Was fällt Ihnen zum Begriff “Zivilcourage” ein? Wir haben uns umgehört, was Menschen mit dem Begriff verbinden

Martina Schmidt, Freiburg, Journalistin

Zivilcourage heißt, meine Meinung sagen und in Kauf nehmen, dass ich damit anecke oder allein dastehe. Für mich ist Zivilcourage eng verbunden mit wachsamem Interesse, das bedeutet ja dazwischen sein und nicht als stummer Zeuge den Dingen einfach „beiwohnen“, mit denen ich nicht einverstanden bin. Zuletzt habe ich mich in einem Altenpflegeheim eingemischt, als ich das Gefühl hatte, eine alte Dame, die ich besucht habe, werde nicht genug betreut.

Otto Deutsch, Pfarrer i.R., Klarenthal

Zivilcourage haben im Oktober (2016) zwei syrische Flüchtlinge in Leipzig gezeigt. Sie hielten ihren Landsmann, einen vermutlichen Terroristen, in ihrer Wohnung fest, bis die Polizei kam. Einer der beiden sagte: „Ich war total wütend auf ihn. So etwas akzeptiere ich nicht – gerade hier in Deutschland, dem Land, das uns die Türen geöffnet hat.“ Sie waren mutig, obwohl sie mit der Rache des IS rechnen müssen.

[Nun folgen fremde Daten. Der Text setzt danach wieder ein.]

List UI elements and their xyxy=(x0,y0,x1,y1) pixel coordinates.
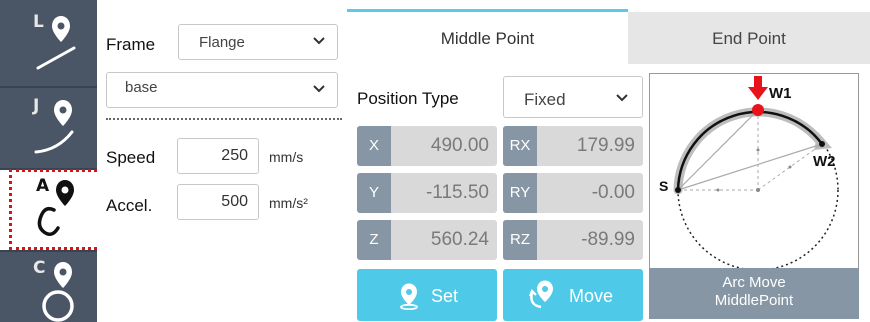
diagram-label-s: S xyxy=(659,178,669,194)
diagram-label-w1: W1 xyxy=(769,85,792,102)
position-type-select[interactable]: Fixed xyxy=(503,76,643,118)
coord-y-field[interactable]: Y -115.50 xyxy=(357,173,497,213)
coord-ry-field[interactable]: RY -0.00 xyxy=(503,173,643,213)
speed-unit: mm/s xyxy=(269,149,304,165)
linear-move-icon xyxy=(36,16,76,70)
motion-type-arc-button[interactable]: A xyxy=(0,170,97,250)
axis-badge-x: X xyxy=(357,126,391,166)
frame-label: Frame xyxy=(106,35,156,54)
motion-type-linear-button[interactable]: L xyxy=(0,4,97,84)
speed-label: Speed xyxy=(106,148,156,167)
move-button[interactable]: Move xyxy=(503,269,643,321)
move-to-point-icon xyxy=(528,280,553,309)
coord-z-field[interactable]: Z 560.24 xyxy=(357,220,497,260)
set-button[interactable]: Set xyxy=(357,269,497,321)
diagram-caption: Arc Move MiddlePoint xyxy=(649,268,859,319)
set-button-label: Set xyxy=(431,286,459,306)
coord-z-value: 560.24 xyxy=(430,229,489,250)
motion-settings-panel: Frame Flange base Speed 250 mm/s Accel. … xyxy=(97,0,347,322)
arc-geometry-illustration xyxy=(673,76,839,271)
diagram-label-w2: W2 xyxy=(813,153,836,170)
base-frame-select-value: base xyxy=(125,79,158,96)
position-type-value: Fixed xyxy=(524,90,566,109)
axis-badge-ry: RY xyxy=(503,173,537,213)
coord-rx-field[interactable]: RX 179.99 xyxy=(503,126,643,166)
tab-end-point[interactable]: End Point xyxy=(628,12,870,64)
motion-type-joint-button[interactable]: J xyxy=(0,88,97,168)
move-button-label: Move xyxy=(569,286,614,306)
axis-badge-rz: RZ xyxy=(503,220,537,260)
coord-x-field[interactable]: X 490.00 xyxy=(357,126,497,166)
location-pin-icon xyxy=(400,283,418,310)
chevron-down-icon xyxy=(313,37,325,45)
accel-unit: mm/s² xyxy=(269,195,308,211)
motion-type-circle-button[interactable]: C xyxy=(0,250,97,322)
chevron-down-icon xyxy=(616,94,628,102)
coord-y-value: -115.50 xyxy=(425,182,489,203)
circle-move-icon xyxy=(42,262,74,322)
coord-x-value: 490.00 xyxy=(430,135,489,156)
arc-move-icon xyxy=(37,180,74,236)
frame-select-value: Flange xyxy=(199,34,245,51)
accel-label: Accel. xyxy=(106,196,153,215)
coord-ry-value: -0.00 xyxy=(591,182,635,203)
joint-move-icon xyxy=(34,100,74,154)
tab-middle-point[interactable]: Middle Point xyxy=(347,12,628,64)
frame-select[interactable]: Flange xyxy=(178,24,338,60)
coord-rx-value: 179.99 xyxy=(576,135,635,156)
coord-rz-field[interactable]: RZ -89.99 xyxy=(503,220,643,260)
axis-badge-z: Z xyxy=(357,220,391,260)
accel-input[interactable]: 500 xyxy=(177,184,259,220)
axis-badge-y: Y xyxy=(357,173,391,213)
base-frame-select[interactable]: base xyxy=(106,72,338,108)
coord-rz-value: -89.99 xyxy=(581,229,635,250)
motion-type-rail: L J A C xyxy=(0,0,97,322)
diagram-caption-line1: Arc Move xyxy=(722,274,786,291)
arc-move-diagram: W1 W2 S xyxy=(649,73,859,271)
position-type-label: Position Type xyxy=(357,89,459,108)
axis-badge-rx: RX xyxy=(503,126,537,166)
diagram-caption-line2: MiddlePoint xyxy=(714,292,794,309)
chevron-down-icon xyxy=(313,85,325,93)
dotted-divider xyxy=(106,118,342,120)
speed-input[interactable]: 250 xyxy=(177,138,259,174)
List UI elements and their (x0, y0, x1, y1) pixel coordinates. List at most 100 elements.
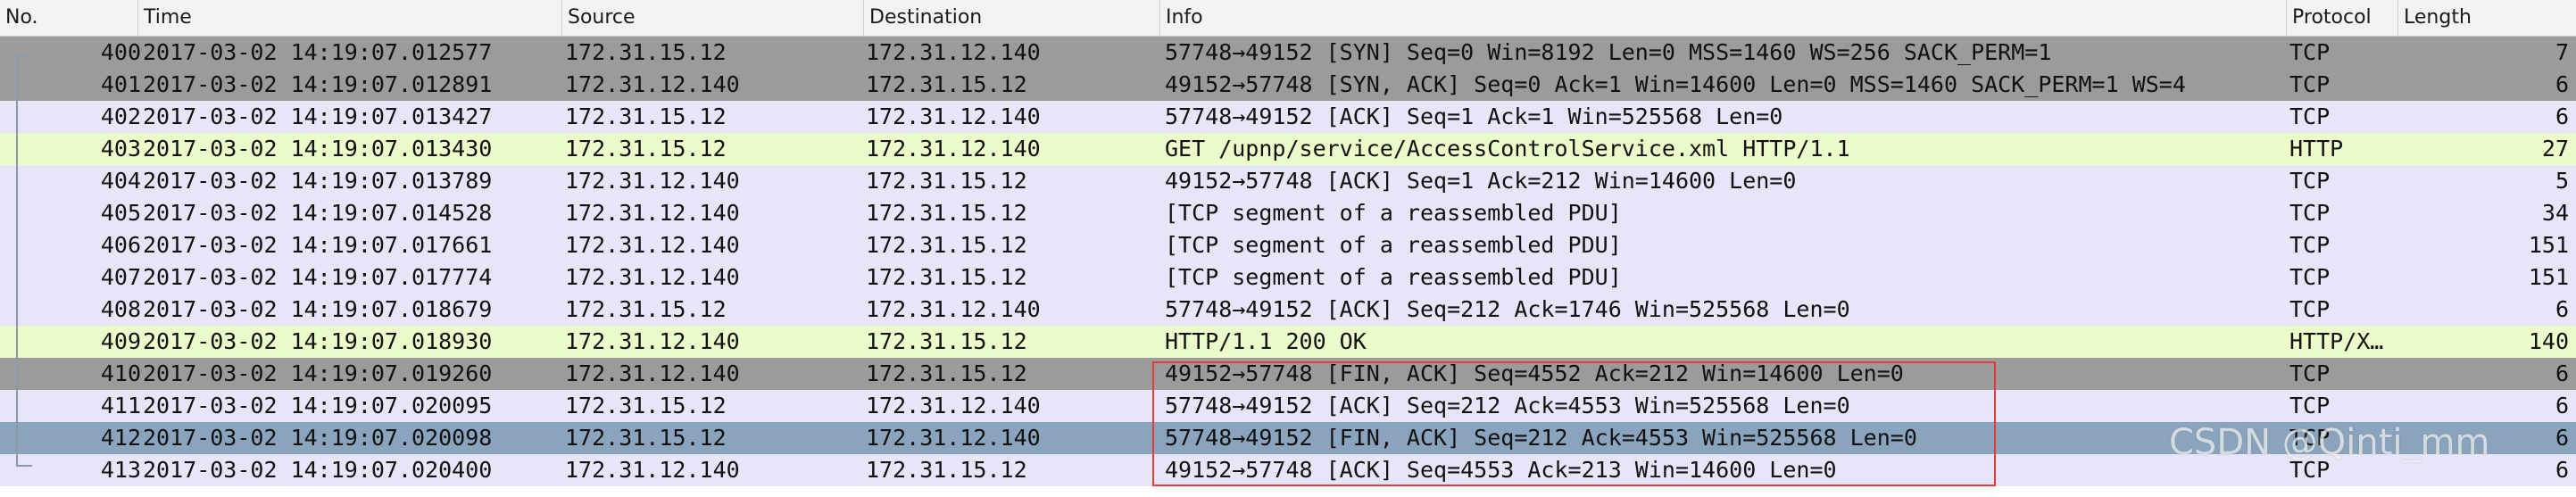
packet-info: 57748→49152 [ACK] Seq=1 Ack=1 Win=525568… (1165, 104, 1783, 129)
packet-row[interactable]: 410 2017-03-02 14:19:07.019260 172.31.12… (0, 358, 2576, 390)
conversation-bracket-end (16, 465, 32, 467)
packet-source: 172.31.15.12 (565, 136, 727, 162)
packet-length: 5 (2555, 168, 2569, 194)
packet-no: 411 (100, 393, 141, 418)
packet-time: 2017-03-02 14:19:07.020095 (143, 393, 493, 418)
column-header-length[interactable]: Length (2398, 0, 2576, 36)
packet-destination: 172.31.15.12 (866, 168, 1027, 194)
packet-protocol: HTTP (2289, 136, 2344, 162)
packet-destination: 172.31.15.12 (866, 232, 1027, 258)
packet-protocol: TCP (2289, 104, 2331, 129)
packet-row[interactable]: 408 2017-03-02 14:19:07.018679 172.31.15… (0, 294, 2576, 326)
packet-time: 2017-03-02 14:19:07.020400 (143, 457, 493, 483)
packet-protocol: TCP (2289, 264, 2331, 290)
packet-length: 7 (2555, 39, 2569, 65)
packet-row[interactable]: 401 2017-03-02 14:19:07.012891 172.31.12… (0, 69, 2576, 101)
packet-info: GET /upnp/service/AccessControlService.x… (1165, 136, 1850, 162)
packet-source: 172.31.15.12 (565, 296, 727, 322)
packet-destination: 172.31.15.12 (866, 71, 1027, 97)
packet-length: 34 (2541, 200, 2569, 226)
packet-source: 172.31.12.140 (565, 328, 740, 354)
packet-no: 407 (100, 264, 141, 290)
packet-row[interactable]: 407 2017-03-02 14:19:07.017774 172.31.12… (0, 261, 2576, 294)
packet-row[interactable]: 405 2017-03-02 14:19:07.014528 172.31.12… (0, 197, 2576, 229)
packet-protocol: TCP (2289, 457, 2331, 483)
packet-time: 2017-03-02 14:19:07.013430 (143, 136, 493, 162)
column-header-time[interactable]: Time (138, 0, 562, 36)
packet-destination: 172.31.12.140 (866, 425, 1041, 451)
packet-source: 172.31.15.12 (565, 104, 727, 129)
packet-protocol: HTTP/X… (2289, 328, 2384, 354)
packet-time: 2017-03-02 14:19:07.018930 (143, 328, 493, 354)
packet-destination: 172.31.12.140 (866, 39, 1041, 65)
packet-row[interactable]: 402 2017-03-02 14:19:07.013427 172.31.15… (0, 101, 2576, 133)
packet-destination: 172.31.15.12 (866, 200, 1027, 226)
packet-length: 6 (2555, 360, 2569, 386)
packet-length: 140 (2528, 328, 2569, 354)
packet-no: 406 (100, 232, 141, 258)
packet-info: 57748→49152 [SYN] Seq=0 Win=8192 Len=0 M… (1165, 39, 2052, 65)
packet-protocol: TCP (2289, 71, 2331, 97)
packet-no: 408 (100, 296, 141, 322)
packet-source: 172.31.12.140 (565, 232, 740, 258)
packet-source: 172.31.12.140 (565, 200, 740, 226)
packet-no: 402 (100, 104, 141, 129)
packet-source: 172.31.12.140 (565, 264, 740, 290)
packet-protocol: TCP (2289, 425, 2331, 451)
packet-no: 403 (100, 136, 141, 162)
packet-no: 404 (100, 168, 141, 194)
packet-info: 49152→57748 [SYN, ACK] Seq=0 Ack=1 Win=1… (1165, 71, 2186, 97)
packet-row[interactable]: 413 2017-03-02 14:19:07.020400 172.31.12… (0, 454, 2576, 486)
packet-list-header: No. Time Source Destination Info Protoco… (0, 0, 2576, 37)
packet-row[interactable]: 406 2017-03-02 14:19:07.017661 172.31.12… (0, 229, 2576, 261)
packet-destination: 172.31.12.140 (866, 296, 1041, 322)
packet-time: 2017-03-02 14:19:07.013427 (143, 104, 493, 129)
packet-destination: 172.31.15.12 (866, 264, 1027, 290)
packet-destination: 172.31.15.12 (866, 360, 1027, 386)
packet-protocol: TCP (2289, 232, 2331, 258)
packet-source: 172.31.12.140 (565, 168, 740, 194)
packet-length: 6 (2555, 296, 2569, 322)
packet-length: 6 (2555, 71, 2569, 97)
packet-info: 57748→49152 [ACK] Seq=212 Ack=1746 Win=5… (1165, 296, 1850, 322)
packet-no: 410 (100, 360, 141, 386)
packet-protocol: TCP (2289, 360, 2331, 386)
packet-length: 151 (2528, 232, 2569, 258)
packet-row[interactable]: 403 2017-03-02 14:19:07.013430 172.31.15… (0, 133, 2576, 165)
packet-destination: 172.31.15.12 (866, 457, 1027, 483)
packet-row[interactable]: 409 2017-03-02 14:19:07.018930 172.31.12… (0, 326, 2576, 358)
packet-row[interactable]: 412 2017-03-02 14:19:07.020098 172.31.15… (0, 422, 2576, 454)
packet-info: HTTP/1.1 200 OK (1165, 328, 1367, 354)
packet-length: 6 (2555, 393, 2569, 418)
packet-source: 172.31.12.140 (565, 457, 740, 483)
packet-time: 2017-03-02 14:19:07.017661 (143, 232, 493, 258)
packet-length: 27 (2541, 136, 2569, 162)
packet-length: 6 (2555, 104, 2569, 129)
column-header-info[interactable]: Info (1160, 0, 2287, 36)
packet-time: 2017-03-02 14:19:07.019260 (143, 360, 493, 386)
packet-no: 409 (100, 328, 141, 354)
packet-row[interactable]: 411 2017-03-02 14:19:07.020095 172.31.15… (0, 390, 2576, 422)
column-header-source[interactable]: Source (562, 0, 864, 36)
packet-info: [TCP segment of a reassembled PDU] (1165, 264, 1622, 290)
packet-length: 6 (2555, 457, 2569, 483)
packet-time: 2017-03-02 14:19:07.012891 (143, 71, 493, 97)
packet-no: 405 (100, 200, 141, 226)
packet-protocol: TCP (2289, 393, 2331, 418)
column-header-no[interactable]: No. (0, 0, 138, 36)
packet-no: 401 (100, 71, 141, 97)
column-header-protocol[interactable]: Protocol (2287, 0, 2398, 36)
packet-list: 400 2017-03-02 14:19:07.012577 172.31.15… (0, 37, 2576, 486)
packet-protocol: TCP (2289, 296, 2331, 322)
packet-row[interactable]: 400 2017-03-02 14:19:07.012577 172.31.15… (0, 37, 2576, 69)
packet-row[interactable]: 404 2017-03-02 14:19:07.013789 172.31.12… (0, 165, 2576, 197)
packet-time: 2017-03-02 14:19:07.012577 (143, 39, 493, 65)
packet-time: 2017-03-02 14:19:07.017774 (143, 264, 493, 290)
packet-time: 2017-03-02 14:19:07.014528 (143, 200, 493, 226)
packet-time: 2017-03-02 14:19:07.018679 (143, 296, 493, 322)
packet-info: 57748→49152 [ACK] Seq=212 Ack=4553 Win=5… (1165, 393, 1850, 418)
packet-source: 172.31.15.12 (565, 393, 727, 418)
column-header-destination[interactable]: Destination (864, 0, 1160, 36)
packet-time: 2017-03-02 14:19:07.013789 (143, 168, 493, 194)
packet-info: [TCP segment of a reassembled PDU] (1165, 232, 1622, 258)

Martina Mittenhuber, Leiterin des Menschenrechtsbüros der Stadt Nürnberg

Im Begriff „Zivilcourage“ steckt das französische Wort für „Herz“. Deshalb bedeutet Zivilcourage für mich, beherzt zu sein, das heißt, mich einzumischen, wenn ich Zeugin von Ungerechtigkeit, Ausgrenzung, Mobbing oder im schlimmsten Fall Gewalt werde. Das kann überall passieren: in der Familie, im sozialen Nahraum, privat oder im Dienst. Dazu gehört es aber auch, die eigenen Grenzen zu kennen und nicht um jeden Preis heldenmütig zu sein.

Annika Winckel, Saarbrücken, Oberstudienrätin

Eine „whatsapp-Gruppe“ in der 7. Klasse. Ein Schüler wird über Wochen gemobbt. Nur die Klasse weiß es. Irgendwann in der Klassenleiterstunde steht ein Schüler auf, bricht in Tränen aus, sagt, er könne es nicht mehr ertragen, weil es so furchtbar sei, auch wenn er jetzt als Verräter gelte. Zwei Mitschüler trösten ihn. Viele nicken ihm dankbar zu. – Er wurde kein „Opfer.“

Dr. Johannes Friedrich, Landesbischof a.D.

Zivilcourage ist für mich eine Haltung, die in kritischen Situationen bereit ist, die Wahrheit laut zu sagen, auch wenn dies möglichweise mit Nachteilen für die eigene Person verbunden ist. Zivilcourage ist deshalb eine zutiefst christliche Verhaltensweise, da sie das Wohl des Nächsten, dem man u.U. mit der Wahrheit beiseite zu stehen hat, über das eigene Wohl stellt.

Cornelia Coenen-Marx, Publizistin, Hannover

„Für das Wort und die Freiheit“ – bis zum Militärputsch in der Türkei hat mich die Kampagne des Börsenvereins nicht besonders beeindruckt. Dann aber fand #FreeWordsTurkey“ fast 75.000 Unterzeichner in einer Woche. Ich habe auch unterschrieben, weil mich der Mut und die Zivilcourage der Journalisten und Autorinnen in der Türkei zutiefst beeindruckte, die buchstäblich alles für die Freiheit des Wortes geben: Gesundheit, Anstellung, Haus und Heimat. Hier kostet es weit weniger, Stellung zu beziehen, aber es ist weder beliebig noch folgenlos – gleich ob es um den Genozid an den Armeniern oder um die neue Rechte geht. Zivilcourage beginnt mit dem mutigen Wort.